This is a continuation of the last two posts, the first on the general concept of a Similarity Report and the second that walked through an example report. In this one, I will discuss our method of interpreting these reports and making a decision based on it (that is, to send it out for review or reject it based on a high cross check content).
First off, I would just like to say that evaluating a Similarity Report is a subjective task because we do not want to impose rigid rules on ourselves regarding the numeric values within the report. That said, we have some guidelines that we follow. Here’s a quick overview.
In a Similarity Report, there are several numbers that we check. The first is the Similarity Index, the total overlap with other sources. A Similarity Index number greater than 15% is unusual and requires special assessment by the editor. A value of over 25% will almost certainly have the paper sent back to the authors for revision.
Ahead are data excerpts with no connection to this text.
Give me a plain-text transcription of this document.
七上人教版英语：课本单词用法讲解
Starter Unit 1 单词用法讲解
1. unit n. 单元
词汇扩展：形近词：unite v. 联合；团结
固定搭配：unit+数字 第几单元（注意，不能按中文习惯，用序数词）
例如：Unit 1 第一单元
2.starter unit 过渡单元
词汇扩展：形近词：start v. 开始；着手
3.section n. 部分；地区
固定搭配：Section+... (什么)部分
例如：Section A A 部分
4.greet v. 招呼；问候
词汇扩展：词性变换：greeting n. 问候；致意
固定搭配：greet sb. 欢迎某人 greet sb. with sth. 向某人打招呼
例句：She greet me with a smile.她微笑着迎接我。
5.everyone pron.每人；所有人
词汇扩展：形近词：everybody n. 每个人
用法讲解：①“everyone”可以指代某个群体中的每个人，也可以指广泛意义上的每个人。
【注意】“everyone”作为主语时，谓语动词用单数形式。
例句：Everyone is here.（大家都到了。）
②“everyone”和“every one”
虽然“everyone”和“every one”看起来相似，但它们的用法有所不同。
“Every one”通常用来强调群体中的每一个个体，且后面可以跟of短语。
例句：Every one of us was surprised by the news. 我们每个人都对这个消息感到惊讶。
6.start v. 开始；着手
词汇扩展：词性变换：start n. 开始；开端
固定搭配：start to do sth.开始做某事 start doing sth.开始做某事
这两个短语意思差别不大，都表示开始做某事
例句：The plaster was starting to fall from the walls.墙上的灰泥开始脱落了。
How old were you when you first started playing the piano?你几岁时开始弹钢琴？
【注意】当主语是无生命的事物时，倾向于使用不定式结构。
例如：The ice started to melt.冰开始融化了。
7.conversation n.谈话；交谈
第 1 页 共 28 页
When we open the Similarity Report, in our “Document Viewer” display of it we see the highlighted manuscript in one frame and a listing of the sources in another. For each source, two numbers are given: the total number of words of overlap and the percentage of the new manuscript that was found to overlap with this source. Any source below 50 words overlap is nothing to worry about. However, overlap values for individual sources over 100 words or over 5% are unusual and require special assessment by the editor. Sometimes these are just a bunch of small stuff and there is nothing to worry about (affiliations, citations, and commonly used phrases).
Other times, however, entire sentences or even paragraphs are copied verbatim from a previous paper. It is overlap of this kind for which we are scanning the document. Even still, one big chunk of overlapping text usually isn’t enough to make us send it back to you. It rises to the level of rejection when the large-block overlaps exceed a page or so.
Here is an example of a page with serious overlap:
I’ve lowered the resolution so that you cannot read the text. You can still see the highlighting, however, and you can see that the colored text covers nearly the entire page. A typical double-spaced manuscript page has 350-400 words, so this represents hundreds of words of overlap. At this point, we really start to consider rejection.
For a typical paper with 5000 – 10,000 words, a single source value over 10% will probably have the paper sent back to the authors for revision. Let me keep iterating the point, though, that there is no hard threshold for this, and single source values as low as 3% could warrant rejection while a value of 15% might actually be okay. It all depends on how it is distributed through the manuscript and it is, in the end, a judgment call by the editor.
I understand that authors only see these reports if the editor deems it to be a problem. So, authors don’t have experience viewing and interpreting these files. This is why I am spending several blog posts on this topic. If you would like to know more, please just ask and I’ll keep posting about it.
One more point of confusion is that we, the editors, perhaps haven’t been as clear as we could be about what exactly in the Similarity Report made us reject the manuscript and therefore what specifically the authors need to change to make it acceptable. We will try to be much better about this in the future, adding a paragraph to our decision letters that itemizes the places that we want changed in the text.